Major Batyuk knocked on the huge wood-panelled door and then entered. ‘Message just come in to the ops room,
sir. Bolkonsky says Raskolnikov will be killed in the sawmill tomorrow.’
Krymov stopped looking out of the window and shot a defensive glare across the large room at him. Well, there was his answer: Bolkonsky was getting on with the job after all.
‘Hmm, very good,’ he nodded, and Batyuk turned to go.
Krymov chucked his glasses on his desk and folded his hands as another thought came to mind.
‘Batyuk?’ The tough-looking major paused by the door. ‘You know that I care a great deal about Shaposhnikov.’ The major looked back at him respectfully but with a lack of animation that made it transparently obvious that he didn’t care about Sergey. ‘But I want him to learn an important lesson in loyalty.’ Krymov paused. ‘I’m going to call him.’
He nodded and Batyuk withdrew.
Krymov picked up the phone on his desk and called Sergey’s mobile number.
At that time Sergey was in a meeting in his offices in Moscow with some partners in a clothing chain that he was trying to turn around. He had to go through the whole thing pretending that he hadn’t just got the email from Alex in Siberia saying that they were launching the raid that night and that therefore he didn’t know that a civil war was about to break out.
As usual, when he saw the word ‘
Vozhd
’ light up on his phone, he grabbed it and ran out of the meeting room, back into his private office.
‘Hey, Boss, what can I do for you?’ he asked cheerfully.
‘Shaposhnikov, what are you doing?’ Krymov sounded suspicious.
‘Oh, you know, a bit of this, a bit of that. I’m trying to sort out a company that sells bras and knickers, if you must know.’
Krymov grunted in amusement. ‘Hmm, well, I think I have a little cause for celebration and I want you to come over tonight to get drunk and help me relax in the banya.’
‘Well, you know me; I’m always on for a drink, Boss, but…’ Sergey said as he desperately looked around his office for inspiration to get him out of this.
Of all the nights to be with Krymov he couldn’t afford to tonight, not when the news of the raid hit Moscow. If they got Raskolnikov at six a.m. Krasnokamensk time that would be one a.m. Moscow time. It would take longer than that for the news to be reported but he just could not risk being anywhere near Krymov tonight.

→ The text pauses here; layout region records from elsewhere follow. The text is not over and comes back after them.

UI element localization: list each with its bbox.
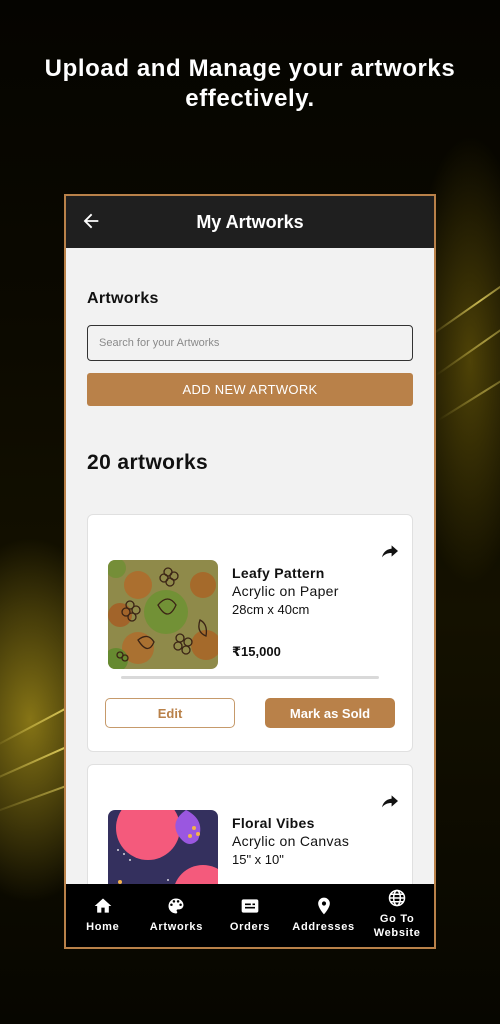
nav-label: Go To Website [374,912,421,940]
light-streak [437,361,500,421]
nav-label: Home [86,921,120,933]
light-streak [435,305,500,377]
artwork-size: 15" x 10" [232,852,284,867]
main-content: Artworks ADD NEW ARTWORK 20 artworks [66,290,434,919]
mark-as-sold-button[interactable]: Mark as Sold [265,698,395,728]
nav-go-to-website[interactable]: Go To Website [362,888,432,940]
nav-home[interactable]: Home [68,888,138,934]
artwork-info: Floral Vibes Acrylic on Canvas 15" x 10" [232,815,349,867]
card-divider [121,676,379,679]
location-pin-icon [317,897,330,915]
nav-label-line1: Go To [379,913,415,925]
promo-headline: Upload and Manage your artworks effectiv… [0,54,500,114]
artwork-card[interactable]: Floral Vibes Acrylic on Canvas 15" x 10" [87,764,413,919]
add-new-artwork-button[interactable]: ADD NEW ARTWORK [87,373,413,406]
nav-label: Orders [229,921,271,933]
globe-icon [388,889,406,907]
phone-screen: My Artworks Artworks ADD NEW ARTWORK 20 … [64,194,436,949]
edit-button[interactable]: Edit [105,698,235,728]
artwork-medium: Acrylic on Paper [232,583,339,599]
orders-icon [241,899,259,913]
home-icon [94,898,112,913]
page-title: My Artworks [196,211,304,232]
artwork-medium: Acrylic on Canvas [232,833,350,849]
nav-orders[interactable]: Orders [215,888,285,934]
artwork-count: 20 artworks [87,451,209,474]
leafy-pattern-image [108,560,218,669]
section-title: Artworks [87,290,159,307]
search-field[interactable] [87,325,413,361]
app-bar: My Artworks [66,196,434,248]
artwork-title: Leafy Pattern [232,565,325,581]
artwork-card[interactable]: Leafy Pattern Acrylic on Paper 28cm x 40… [87,514,413,752]
artwork-price: ₹15,000 [232,644,281,659]
artwork-info: Leafy Pattern Acrylic on Paper 28cm x 40… [232,565,339,660]
artwork-size: 28cm x 40cm [232,602,310,617]
promo-headline-line2: effectively. [185,85,315,112]
nav-addresses[interactable]: Addresses [289,888,359,934]
share-icon[interactable] [380,543,400,559]
nav-label: Addresses [292,921,355,933]
nav-label-line2: Website [373,927,421,939]
nav-label: Artworks [149,921,204,933]
arrow-left-icon [83,213,99,229]
light-streak [430,265,500,337]
palette-icon [168,898,184,914]
share-icon[interactable] [380,793,400,809]
back-button[interactable] [80,210,102,232]
artwork-thumbnail[interactable] [108,560,218,669]
nav-artworks[interactable]: Artworks [141,888,211,934]
artwork-title: Floral Vibes [232,815,315,831]
bottom-navigation: Home Artworks Orders Addresses Go To Web… [66,884,434,947]
search-input[interactable] [99,337,401,349]
promo-headline-line1: Upload and Manage your artworks [44,55,456,82]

He thought fast. ‘I’ve got a big awards dinner that I’m doing the keynote speech at tonight so I’m afraid that you’re going to have to get pissed without me.’
Krymov stood up at his desk, his face flushed red as he bellowed down the line, ‘Now listen here, Shaposhnikov! If the President of the Russian Federation requests your presence tonight then you’d better get your fucking arse over here! They’re going to kill Raskolnikov tomorrow morning and you need to make sure you raise a glass to it, d’ya hear! Or you may be packing your bags to Siberia as well!’
There was nothing Sergey could do when Krymov was in that sort of mood.
‘Boss, Boss, of course, of course. I’ll be right there.’
When he hung up, Sergey sat on his desk with his head in his hands.
He had caused the revolution that would start tonight and now it looked like he would cause his own death as well.